Prolific researchers Andrew Gordon and Nora Petrova challenge the AI industry's reliance on technical benchmarks, arguing that high scores on exams like MMLU don't translate to good user experiences. They introduce 'Humane,' a human-centered leaderboard using TrueSkill methodology and demographically representative samples to evaluate AI models on dimensions like helpfulness, personality, and safety. Their research reveals models consistently underperform on subjective metrics like personality and cultural understanding, despite excelling at technical tasks.
Current AI evaluation relies heavily on technical benchmarks like MMLU and 'humanity's last exam,' but these don't measure what matters for real users. The field is nascent and fractured, with labs reporting results inconsistently. Models optimized for benchmark performance often provide poor user experiences, missing the critical human element.
Prolific developed a new evaluation methodology starting with a proof-of-concept 'User Experience Leaderboard' (500 US participants) and evolving into 'Humane.' The approach uses comparative battles similar to Chatbot Arena but with demographically stratified samples and multi-dimensional ratings beyond simple preference.
People increasingly use AI models for sensitive topics like mental health with no oversight or safety leaderboards. Recent incidents with Grok and Meta highlight thin safety training. Anthropic's work on constitutional AI and mechanistic interpretability offers promising directions for understanding and ensuring model safety.
The 'Leaderboard Illusion' paper exposed bias in Chatbot Arena where companies get unequal access to private testing. Meta released 27 Llama models before launch, gaining unfair advantage through more comparisons and prompt access. Additional issues include anonymous sampling with no demographic data and lack of quality assurance on prompts.

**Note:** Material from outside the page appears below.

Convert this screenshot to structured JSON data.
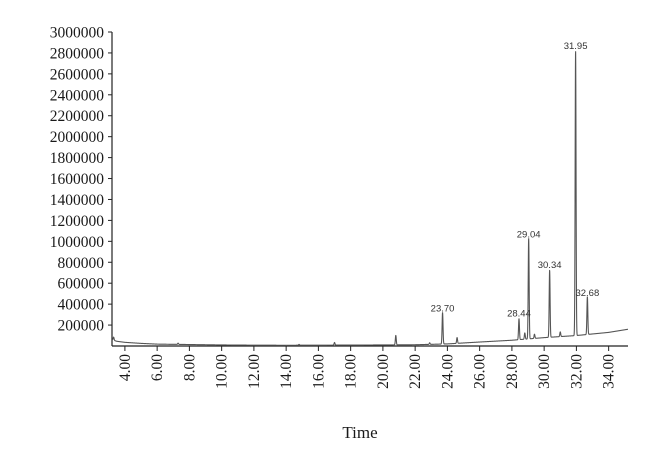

Prolific addresses Arena's flaws through three improvements: demographically stratified sampling based on census data, multi-dimensional specificity in ratings, and built-in quality assurance. Participants must engage in multi-step conversations with penalties for low-effort or topic-wandering prompts.
Humane uses Microsoft's TrueSkill framework (originally for Xbox Live) to estimate model capabilities through Bayesian distributions. The system prioritizes battles based on information gain, conducts only necessary comparisons, and can run separate tournaments for demographic groups while consolidating findings.
Prolific stratifies participants by demographics using US and UK census data to ensure results represent real-world populations. The approach allows confident claims that preferred models align with general public preferences rather than skewed subsets, with plans to expand globally.
Initial 500-participant study revealed models consistently underperform on personality and background/culture metrics compared to helpfulness and communication. This suggests training on 'the entire internet' doesn't produce desired personalities. Recent increase in model sycophancy (people-pleasing behavior) correlates with user dissatisfaction.